Le modèle d'ELT en cause comprend un contacteur à inertie et un module de contacteur à inertie à 5 axes. Ce module exige une force minimale de 12g sur 1 de ses 5 axes pour déclencher l'ELTNote de bas de page 40. Toutefois, étant donné l'épaisse couche de neige, les forces d'impact auraient sans doute été atténuées à un point tel qu'elles auraient été insuffisantes pour actionner ce module de contacteur à inertie secondaire.
Au cours de l'enquête, le fournisseur du contacteur à inertie a confirmé que ce dernier peut se gripper momentanément en raison de la détérioration de la dorure à l'intérieur du logement et sur la bille causée par les vibrations. Cette détérioration produit un résidu poudreux à mesure que l'ELT vieillit, particulièrement dans des conditions de fortes vibrations. Par conséquent, le fournisseur recommande ce qui suit à propos des contacteurs à inertie : de les mettre à l'essai tous les 4 mois dans le cas d'ELT en service depuis 5 à 7 ans, et de les mettre à l'essai tous les 3 mois ou de les remplacer dans le cas d'ELT en service depuis 7 à 9 ans. Pour les ELT en service depuis 10 ans ou plus, les contacteurs à inertie devraient être remplacés.
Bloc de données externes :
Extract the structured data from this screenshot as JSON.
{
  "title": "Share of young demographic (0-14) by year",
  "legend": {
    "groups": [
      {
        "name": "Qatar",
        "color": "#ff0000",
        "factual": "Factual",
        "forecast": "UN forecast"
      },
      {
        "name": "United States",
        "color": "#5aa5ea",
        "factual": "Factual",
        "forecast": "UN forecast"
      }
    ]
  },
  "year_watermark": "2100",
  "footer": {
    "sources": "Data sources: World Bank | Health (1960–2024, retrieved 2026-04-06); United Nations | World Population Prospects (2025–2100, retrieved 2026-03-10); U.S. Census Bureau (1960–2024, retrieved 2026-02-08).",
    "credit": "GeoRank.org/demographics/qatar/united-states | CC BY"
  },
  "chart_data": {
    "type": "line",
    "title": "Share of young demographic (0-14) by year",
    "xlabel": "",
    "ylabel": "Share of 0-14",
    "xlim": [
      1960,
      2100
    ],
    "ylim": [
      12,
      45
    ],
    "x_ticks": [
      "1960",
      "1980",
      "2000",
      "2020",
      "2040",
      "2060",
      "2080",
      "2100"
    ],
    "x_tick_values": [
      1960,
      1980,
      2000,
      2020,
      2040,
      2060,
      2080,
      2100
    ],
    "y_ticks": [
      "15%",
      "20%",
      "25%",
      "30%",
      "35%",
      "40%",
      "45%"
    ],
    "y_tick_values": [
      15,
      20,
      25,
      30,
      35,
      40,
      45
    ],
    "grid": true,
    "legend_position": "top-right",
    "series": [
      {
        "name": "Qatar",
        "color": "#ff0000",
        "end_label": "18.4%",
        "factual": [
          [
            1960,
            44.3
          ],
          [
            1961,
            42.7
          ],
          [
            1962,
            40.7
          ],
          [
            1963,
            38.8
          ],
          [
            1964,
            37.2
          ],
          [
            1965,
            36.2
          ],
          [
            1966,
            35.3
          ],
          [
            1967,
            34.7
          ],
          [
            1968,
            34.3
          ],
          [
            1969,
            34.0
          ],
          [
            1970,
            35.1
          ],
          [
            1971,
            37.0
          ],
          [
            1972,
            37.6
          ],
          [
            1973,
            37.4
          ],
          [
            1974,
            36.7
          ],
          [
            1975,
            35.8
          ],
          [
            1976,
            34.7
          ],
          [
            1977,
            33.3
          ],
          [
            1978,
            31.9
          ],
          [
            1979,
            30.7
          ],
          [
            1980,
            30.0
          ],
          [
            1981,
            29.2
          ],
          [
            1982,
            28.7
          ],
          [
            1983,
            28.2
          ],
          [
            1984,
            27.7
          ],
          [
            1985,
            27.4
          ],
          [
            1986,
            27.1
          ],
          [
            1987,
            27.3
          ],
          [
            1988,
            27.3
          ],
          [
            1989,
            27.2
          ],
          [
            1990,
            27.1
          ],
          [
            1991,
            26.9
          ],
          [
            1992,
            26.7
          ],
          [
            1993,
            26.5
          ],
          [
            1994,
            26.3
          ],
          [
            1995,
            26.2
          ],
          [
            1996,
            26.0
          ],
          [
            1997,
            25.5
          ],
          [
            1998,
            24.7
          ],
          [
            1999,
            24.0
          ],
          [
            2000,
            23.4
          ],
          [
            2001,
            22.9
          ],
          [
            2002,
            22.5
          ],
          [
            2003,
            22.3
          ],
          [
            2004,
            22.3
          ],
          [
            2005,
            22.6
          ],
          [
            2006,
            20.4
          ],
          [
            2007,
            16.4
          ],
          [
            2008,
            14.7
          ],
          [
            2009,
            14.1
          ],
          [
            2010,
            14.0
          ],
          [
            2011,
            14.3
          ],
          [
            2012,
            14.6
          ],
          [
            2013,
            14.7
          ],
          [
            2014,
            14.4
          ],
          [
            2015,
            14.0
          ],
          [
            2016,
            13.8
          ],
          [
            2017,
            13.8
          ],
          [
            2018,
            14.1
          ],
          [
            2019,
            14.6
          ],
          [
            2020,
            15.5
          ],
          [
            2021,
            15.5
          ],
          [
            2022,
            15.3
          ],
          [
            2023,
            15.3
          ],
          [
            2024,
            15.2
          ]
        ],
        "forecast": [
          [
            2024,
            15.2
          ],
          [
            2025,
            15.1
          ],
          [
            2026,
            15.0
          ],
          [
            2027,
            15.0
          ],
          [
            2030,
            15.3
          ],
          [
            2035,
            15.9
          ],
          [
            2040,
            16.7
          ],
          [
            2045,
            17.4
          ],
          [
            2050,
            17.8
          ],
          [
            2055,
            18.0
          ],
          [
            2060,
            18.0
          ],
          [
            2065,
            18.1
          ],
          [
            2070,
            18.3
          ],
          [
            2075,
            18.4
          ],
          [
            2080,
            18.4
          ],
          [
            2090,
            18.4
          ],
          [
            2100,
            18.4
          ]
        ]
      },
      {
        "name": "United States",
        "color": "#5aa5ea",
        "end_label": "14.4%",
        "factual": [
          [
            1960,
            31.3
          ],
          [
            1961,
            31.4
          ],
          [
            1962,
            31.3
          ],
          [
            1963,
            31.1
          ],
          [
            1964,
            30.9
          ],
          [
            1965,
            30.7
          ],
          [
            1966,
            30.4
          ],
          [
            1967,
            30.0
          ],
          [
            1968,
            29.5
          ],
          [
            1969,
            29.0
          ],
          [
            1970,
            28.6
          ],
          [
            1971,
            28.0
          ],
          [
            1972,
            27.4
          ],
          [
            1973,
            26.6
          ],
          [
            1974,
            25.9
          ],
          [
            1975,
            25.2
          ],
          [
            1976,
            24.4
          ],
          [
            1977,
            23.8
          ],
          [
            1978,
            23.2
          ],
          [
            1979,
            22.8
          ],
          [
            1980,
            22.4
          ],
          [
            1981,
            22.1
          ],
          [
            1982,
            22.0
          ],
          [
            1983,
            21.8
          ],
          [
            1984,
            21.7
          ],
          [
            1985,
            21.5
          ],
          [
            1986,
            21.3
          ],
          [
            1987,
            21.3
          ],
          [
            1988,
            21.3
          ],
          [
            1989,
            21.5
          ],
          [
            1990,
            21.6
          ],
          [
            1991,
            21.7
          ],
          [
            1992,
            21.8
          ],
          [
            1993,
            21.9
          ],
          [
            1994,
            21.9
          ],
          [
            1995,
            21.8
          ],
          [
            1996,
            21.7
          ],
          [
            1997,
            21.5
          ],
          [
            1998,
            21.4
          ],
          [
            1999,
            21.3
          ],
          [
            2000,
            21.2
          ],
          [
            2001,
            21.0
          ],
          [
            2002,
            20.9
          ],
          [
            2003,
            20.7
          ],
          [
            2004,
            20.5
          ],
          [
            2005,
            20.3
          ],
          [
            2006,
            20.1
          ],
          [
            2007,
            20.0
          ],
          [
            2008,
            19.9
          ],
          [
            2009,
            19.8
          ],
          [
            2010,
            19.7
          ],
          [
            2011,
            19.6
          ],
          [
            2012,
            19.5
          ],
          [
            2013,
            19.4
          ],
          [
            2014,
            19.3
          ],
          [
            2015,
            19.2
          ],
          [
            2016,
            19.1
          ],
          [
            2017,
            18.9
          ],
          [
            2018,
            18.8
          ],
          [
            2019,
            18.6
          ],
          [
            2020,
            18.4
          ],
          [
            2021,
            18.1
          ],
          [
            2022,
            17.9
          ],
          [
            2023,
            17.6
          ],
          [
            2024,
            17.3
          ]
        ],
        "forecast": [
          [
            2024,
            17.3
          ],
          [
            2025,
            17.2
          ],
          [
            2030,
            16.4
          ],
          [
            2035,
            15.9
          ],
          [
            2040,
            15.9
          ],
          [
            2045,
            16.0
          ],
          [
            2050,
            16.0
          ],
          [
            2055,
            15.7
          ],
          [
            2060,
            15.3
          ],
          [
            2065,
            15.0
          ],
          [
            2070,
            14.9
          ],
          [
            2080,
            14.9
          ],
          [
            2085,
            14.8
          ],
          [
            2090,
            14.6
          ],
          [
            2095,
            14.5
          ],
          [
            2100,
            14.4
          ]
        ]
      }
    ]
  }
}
Étant donné ces recommandations du fournisseur du contacteur à inertie, un fabricant d'ELT qui utilise le même type de contacteur à inertie a publié un bulletin de service sur cette question (annexe D). Le fournisseur du contacteur à inertie a alors discuté de ces recommandations avec un autre fabricant d'ELT. Ce dernier a lui aussi publié un bulletin de service présentant ces recommandations (annexe E). Après avoir été informé de possibles problèmes latents de contacteur à inertie sur le terrain en 2011, Artex a mis en marché un modèle modifié d'ELT Artex ME 406. Ce dernier est doté d'un contacteur à inertie amélioré et hermétiquement fermé qui a été approuvé par la FAA en 2013. De plus, tous les manuels de maintenance des composants d'Artex ont été mis à jour. On y recommande de remplacer l'ancien modèle de contacteur à inertie par le nouveau lors de tout travail de maintenance, y compris le remplacement quinquennal de la pile. Tous les produits ultérieurs d'Artex utilisent ce nouveau contacteur à inertie.
1.12.2 Événements antérieurs mettant en cause des contacteurs d'inertie grippés
Deux enquêtes antérieures du BSTNote de bas de page 41 avaient établi que le grippage des contacteurs d'inertie de Select Controls Inc. (numéro de pièce 2014-1-000) avait empêché le déclenchement de l'ELT après un événement. Dans les 2 cas, l'usure de la bille et du logement avait provoqué une accumulation de résidu poudreux noir qui avait grippé la bille, rendant l'ELT inutilisable.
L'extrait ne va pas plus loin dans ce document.